England’s chief medical officer Professor Chris Whitty said he will be working the wards at Christmas as he urged the public “to have sense” this festive season.
But what else do we know about the nation’s top medic, now a familiar face at Downing Street press conferences?
Prof Whitty is an NHS consultant physician and epidemiologist with an extensive background in the study of infectious diseases, including Ebola.
In October 2019, he became the chief medical officer for England.
In the 13 months since, Prof Whitty has been seen at dozens of Downing Street press conferences, often alongside the Prime Minister and chief scientific advisor Sir Patrick Vallance.
At Thursday’s press conference, Prof Whitty urged the public to be cautious as Christmas approaches, advising against hugging and kissing elderly relatives this Christmas.
Asked about his own plans for Christmas, Prof Whitty replied: “Actually, I’ll be on the wards.”
Prof Whitty is a practising NHS consultant physician in acute medicine and infectious diseases at University College London Hospitals and the Hospital for Tropical Diseases.
He is also the Gresham Professor of Physic at Gresham College.
Since, he has undertaken research in Africa and Asia as well as the UK, working as a Professor of Public and International Health at the London School of Hygiene & Tropical Medicine.
The 54-year-old started his career in government in 2009 as the chief scientific adviser to the Department for International Development (DFID).

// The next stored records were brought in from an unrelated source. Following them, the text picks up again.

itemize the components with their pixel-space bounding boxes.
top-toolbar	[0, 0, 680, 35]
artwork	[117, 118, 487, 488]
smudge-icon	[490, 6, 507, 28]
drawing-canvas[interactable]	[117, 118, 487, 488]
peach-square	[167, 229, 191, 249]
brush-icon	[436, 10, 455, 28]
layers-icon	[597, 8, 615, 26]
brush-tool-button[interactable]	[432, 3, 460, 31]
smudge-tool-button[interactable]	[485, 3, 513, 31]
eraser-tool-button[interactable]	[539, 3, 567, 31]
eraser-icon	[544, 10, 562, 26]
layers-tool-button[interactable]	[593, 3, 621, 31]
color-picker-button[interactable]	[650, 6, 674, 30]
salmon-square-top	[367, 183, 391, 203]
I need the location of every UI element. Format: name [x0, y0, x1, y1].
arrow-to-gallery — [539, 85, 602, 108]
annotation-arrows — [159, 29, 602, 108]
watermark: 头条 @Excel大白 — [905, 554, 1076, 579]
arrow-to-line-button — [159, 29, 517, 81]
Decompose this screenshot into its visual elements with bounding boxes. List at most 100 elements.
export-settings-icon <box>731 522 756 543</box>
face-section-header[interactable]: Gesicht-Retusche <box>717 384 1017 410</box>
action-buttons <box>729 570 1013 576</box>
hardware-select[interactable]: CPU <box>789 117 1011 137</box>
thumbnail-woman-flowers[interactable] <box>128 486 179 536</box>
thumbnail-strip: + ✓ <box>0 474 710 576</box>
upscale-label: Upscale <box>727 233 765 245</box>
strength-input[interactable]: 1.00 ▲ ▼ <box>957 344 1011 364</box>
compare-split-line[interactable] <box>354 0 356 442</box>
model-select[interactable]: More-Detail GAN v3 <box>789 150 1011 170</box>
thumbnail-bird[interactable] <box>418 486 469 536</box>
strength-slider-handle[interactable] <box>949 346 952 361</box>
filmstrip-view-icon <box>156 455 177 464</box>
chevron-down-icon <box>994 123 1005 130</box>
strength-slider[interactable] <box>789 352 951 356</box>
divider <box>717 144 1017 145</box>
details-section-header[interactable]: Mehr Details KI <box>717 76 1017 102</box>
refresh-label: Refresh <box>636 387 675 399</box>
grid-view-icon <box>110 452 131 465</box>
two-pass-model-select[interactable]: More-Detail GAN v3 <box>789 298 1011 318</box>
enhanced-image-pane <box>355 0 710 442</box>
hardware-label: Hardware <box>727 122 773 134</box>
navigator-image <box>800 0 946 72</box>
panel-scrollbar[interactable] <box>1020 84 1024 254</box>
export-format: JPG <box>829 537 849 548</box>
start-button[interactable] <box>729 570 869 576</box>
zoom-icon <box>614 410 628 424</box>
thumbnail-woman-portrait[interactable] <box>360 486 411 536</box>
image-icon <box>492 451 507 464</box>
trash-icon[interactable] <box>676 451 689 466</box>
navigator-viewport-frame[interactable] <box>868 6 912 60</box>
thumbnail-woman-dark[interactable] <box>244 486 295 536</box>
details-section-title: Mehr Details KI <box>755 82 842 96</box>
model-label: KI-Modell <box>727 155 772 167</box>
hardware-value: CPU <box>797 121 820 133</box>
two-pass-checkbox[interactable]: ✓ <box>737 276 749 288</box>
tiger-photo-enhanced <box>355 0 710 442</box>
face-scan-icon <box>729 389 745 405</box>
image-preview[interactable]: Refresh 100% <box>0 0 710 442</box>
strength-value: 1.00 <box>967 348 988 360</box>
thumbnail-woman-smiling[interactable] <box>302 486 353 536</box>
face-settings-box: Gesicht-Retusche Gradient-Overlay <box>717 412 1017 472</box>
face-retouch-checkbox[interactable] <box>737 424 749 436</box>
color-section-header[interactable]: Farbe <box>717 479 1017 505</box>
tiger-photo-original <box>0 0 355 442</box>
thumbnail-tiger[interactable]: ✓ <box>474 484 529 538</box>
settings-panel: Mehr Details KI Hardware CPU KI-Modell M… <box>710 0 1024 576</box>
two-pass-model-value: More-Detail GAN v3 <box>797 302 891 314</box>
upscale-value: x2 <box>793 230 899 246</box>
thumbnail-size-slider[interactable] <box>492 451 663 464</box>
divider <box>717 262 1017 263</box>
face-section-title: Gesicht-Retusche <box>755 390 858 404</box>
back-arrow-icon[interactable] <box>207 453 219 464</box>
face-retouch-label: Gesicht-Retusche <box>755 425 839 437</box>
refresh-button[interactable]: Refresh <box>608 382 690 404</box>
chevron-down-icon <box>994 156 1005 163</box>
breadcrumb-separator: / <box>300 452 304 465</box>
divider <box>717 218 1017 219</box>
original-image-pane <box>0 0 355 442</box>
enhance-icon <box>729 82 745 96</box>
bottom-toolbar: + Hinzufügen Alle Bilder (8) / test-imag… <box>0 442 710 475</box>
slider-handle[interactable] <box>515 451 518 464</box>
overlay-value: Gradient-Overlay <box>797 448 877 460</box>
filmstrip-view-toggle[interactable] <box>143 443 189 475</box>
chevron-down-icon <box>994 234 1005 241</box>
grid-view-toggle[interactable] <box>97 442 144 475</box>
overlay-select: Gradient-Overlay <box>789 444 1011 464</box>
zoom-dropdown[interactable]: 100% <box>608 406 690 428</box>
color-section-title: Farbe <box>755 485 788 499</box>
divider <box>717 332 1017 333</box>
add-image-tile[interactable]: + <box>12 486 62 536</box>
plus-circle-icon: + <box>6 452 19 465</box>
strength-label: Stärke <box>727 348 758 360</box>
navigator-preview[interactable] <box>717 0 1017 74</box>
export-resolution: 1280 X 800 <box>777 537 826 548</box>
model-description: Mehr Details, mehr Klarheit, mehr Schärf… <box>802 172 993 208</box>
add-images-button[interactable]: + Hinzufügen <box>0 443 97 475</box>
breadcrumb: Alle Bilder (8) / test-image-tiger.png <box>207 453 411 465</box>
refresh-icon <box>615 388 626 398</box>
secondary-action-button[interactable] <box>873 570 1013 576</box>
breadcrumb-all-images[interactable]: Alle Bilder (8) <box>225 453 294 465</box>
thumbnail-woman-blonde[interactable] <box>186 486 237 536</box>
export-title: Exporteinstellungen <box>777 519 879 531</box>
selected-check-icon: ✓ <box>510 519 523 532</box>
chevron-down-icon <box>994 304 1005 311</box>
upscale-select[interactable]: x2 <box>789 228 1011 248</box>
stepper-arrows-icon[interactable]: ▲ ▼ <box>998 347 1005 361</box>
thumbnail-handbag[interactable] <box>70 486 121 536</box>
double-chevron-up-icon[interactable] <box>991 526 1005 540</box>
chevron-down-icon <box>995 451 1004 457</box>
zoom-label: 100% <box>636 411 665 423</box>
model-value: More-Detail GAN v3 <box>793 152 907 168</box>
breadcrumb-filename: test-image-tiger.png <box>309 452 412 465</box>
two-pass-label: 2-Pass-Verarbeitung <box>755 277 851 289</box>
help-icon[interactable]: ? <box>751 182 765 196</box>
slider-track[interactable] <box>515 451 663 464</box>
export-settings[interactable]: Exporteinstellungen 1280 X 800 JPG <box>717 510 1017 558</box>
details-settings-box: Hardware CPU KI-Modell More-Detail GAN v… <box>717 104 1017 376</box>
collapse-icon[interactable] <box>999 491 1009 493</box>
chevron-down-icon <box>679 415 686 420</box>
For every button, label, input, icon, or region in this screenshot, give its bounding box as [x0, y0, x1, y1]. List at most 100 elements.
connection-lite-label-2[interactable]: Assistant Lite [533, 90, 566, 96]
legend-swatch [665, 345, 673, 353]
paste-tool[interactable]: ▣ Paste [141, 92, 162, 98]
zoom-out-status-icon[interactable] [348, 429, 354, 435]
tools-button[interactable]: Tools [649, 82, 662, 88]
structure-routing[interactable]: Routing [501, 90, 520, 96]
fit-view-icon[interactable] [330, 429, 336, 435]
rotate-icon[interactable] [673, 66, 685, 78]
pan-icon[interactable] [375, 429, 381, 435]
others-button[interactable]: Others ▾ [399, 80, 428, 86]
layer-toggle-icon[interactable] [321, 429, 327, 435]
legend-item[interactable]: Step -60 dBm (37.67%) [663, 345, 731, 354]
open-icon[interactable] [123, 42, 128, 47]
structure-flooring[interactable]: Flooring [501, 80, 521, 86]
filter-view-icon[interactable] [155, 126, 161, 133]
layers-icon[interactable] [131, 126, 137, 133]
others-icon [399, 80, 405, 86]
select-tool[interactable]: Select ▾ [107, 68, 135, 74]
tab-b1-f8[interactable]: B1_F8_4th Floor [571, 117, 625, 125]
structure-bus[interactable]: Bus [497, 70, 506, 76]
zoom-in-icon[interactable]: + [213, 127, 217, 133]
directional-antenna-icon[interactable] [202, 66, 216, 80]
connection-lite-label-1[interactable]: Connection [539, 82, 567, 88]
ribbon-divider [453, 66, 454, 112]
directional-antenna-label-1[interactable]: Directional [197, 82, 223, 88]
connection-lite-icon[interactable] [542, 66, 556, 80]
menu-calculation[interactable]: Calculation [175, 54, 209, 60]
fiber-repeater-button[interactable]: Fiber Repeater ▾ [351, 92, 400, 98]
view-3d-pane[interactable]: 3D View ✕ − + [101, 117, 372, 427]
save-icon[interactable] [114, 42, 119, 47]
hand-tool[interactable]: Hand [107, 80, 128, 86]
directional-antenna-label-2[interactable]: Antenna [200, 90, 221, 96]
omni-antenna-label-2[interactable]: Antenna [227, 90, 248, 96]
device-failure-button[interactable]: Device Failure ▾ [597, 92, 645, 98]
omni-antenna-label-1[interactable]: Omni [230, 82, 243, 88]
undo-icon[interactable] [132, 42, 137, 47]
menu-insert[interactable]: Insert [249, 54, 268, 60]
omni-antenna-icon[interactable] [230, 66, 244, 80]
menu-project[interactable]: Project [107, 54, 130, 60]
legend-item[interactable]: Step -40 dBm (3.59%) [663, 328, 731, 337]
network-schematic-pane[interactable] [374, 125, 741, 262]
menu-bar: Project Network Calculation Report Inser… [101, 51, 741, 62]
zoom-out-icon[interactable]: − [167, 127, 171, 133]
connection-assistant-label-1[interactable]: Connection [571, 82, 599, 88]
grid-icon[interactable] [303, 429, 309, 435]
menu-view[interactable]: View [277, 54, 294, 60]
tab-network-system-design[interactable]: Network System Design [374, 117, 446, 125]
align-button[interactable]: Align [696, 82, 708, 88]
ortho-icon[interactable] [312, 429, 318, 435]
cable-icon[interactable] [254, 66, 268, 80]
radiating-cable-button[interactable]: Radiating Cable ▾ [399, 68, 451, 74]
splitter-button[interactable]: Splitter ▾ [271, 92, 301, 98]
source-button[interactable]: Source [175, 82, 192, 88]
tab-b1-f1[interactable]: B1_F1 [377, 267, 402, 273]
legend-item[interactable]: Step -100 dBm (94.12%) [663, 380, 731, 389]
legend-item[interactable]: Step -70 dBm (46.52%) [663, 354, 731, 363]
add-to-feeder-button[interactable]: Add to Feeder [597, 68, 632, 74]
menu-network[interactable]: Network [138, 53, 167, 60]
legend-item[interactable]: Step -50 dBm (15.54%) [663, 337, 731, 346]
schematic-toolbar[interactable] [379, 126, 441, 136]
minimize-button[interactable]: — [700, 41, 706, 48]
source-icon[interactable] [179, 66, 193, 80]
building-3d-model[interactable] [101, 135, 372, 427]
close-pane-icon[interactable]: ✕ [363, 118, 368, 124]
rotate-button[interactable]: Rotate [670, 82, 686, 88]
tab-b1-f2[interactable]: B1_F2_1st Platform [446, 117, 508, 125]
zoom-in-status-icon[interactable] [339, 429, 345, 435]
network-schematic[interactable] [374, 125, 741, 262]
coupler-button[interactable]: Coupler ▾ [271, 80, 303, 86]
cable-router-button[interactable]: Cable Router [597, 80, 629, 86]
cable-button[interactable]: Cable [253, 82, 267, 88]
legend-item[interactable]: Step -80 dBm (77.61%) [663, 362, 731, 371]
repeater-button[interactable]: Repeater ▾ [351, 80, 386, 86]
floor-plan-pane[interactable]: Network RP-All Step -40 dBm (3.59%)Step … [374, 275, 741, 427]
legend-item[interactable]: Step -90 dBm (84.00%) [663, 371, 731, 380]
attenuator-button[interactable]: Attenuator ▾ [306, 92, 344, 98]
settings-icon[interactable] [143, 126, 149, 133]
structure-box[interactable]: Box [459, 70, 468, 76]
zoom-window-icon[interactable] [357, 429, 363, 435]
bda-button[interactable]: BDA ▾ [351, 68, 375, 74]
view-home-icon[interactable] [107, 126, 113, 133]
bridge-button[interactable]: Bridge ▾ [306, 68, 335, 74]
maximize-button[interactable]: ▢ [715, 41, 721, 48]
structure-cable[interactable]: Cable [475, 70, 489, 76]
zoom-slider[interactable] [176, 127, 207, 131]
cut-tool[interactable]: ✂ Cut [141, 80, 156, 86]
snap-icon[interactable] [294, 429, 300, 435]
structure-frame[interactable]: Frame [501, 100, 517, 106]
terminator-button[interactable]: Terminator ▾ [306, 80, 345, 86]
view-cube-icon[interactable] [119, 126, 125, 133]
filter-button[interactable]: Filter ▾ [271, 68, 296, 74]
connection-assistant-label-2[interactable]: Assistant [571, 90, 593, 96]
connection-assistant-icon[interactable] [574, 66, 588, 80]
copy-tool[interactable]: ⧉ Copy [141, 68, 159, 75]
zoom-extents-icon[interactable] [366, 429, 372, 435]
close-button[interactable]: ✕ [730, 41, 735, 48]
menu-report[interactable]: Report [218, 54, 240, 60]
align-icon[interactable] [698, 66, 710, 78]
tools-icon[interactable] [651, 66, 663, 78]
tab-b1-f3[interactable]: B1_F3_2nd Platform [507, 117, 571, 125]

The civil servant held the post until 2015, working on the UK’s response to the West African Ebola epidemic which began in 2013.
He was made a Companion of the Order of the Bath in the 2015 New Year honours.
He has also held the positions of deputy government chief scientific adviser and interim head of government science and engineering profession.
Prof Whitty is a part of the Government’s Scientific Advisory Group for Emergencies (Sage), alongside Sir Patrick and Professor Jonathan Van-Tam, England’s deputy chief medical officer since October 2017.
He self-isolated in March after having displayed symptoms of Covid-19 as Prime Minister Boris Johnson tested positive for coronavirus.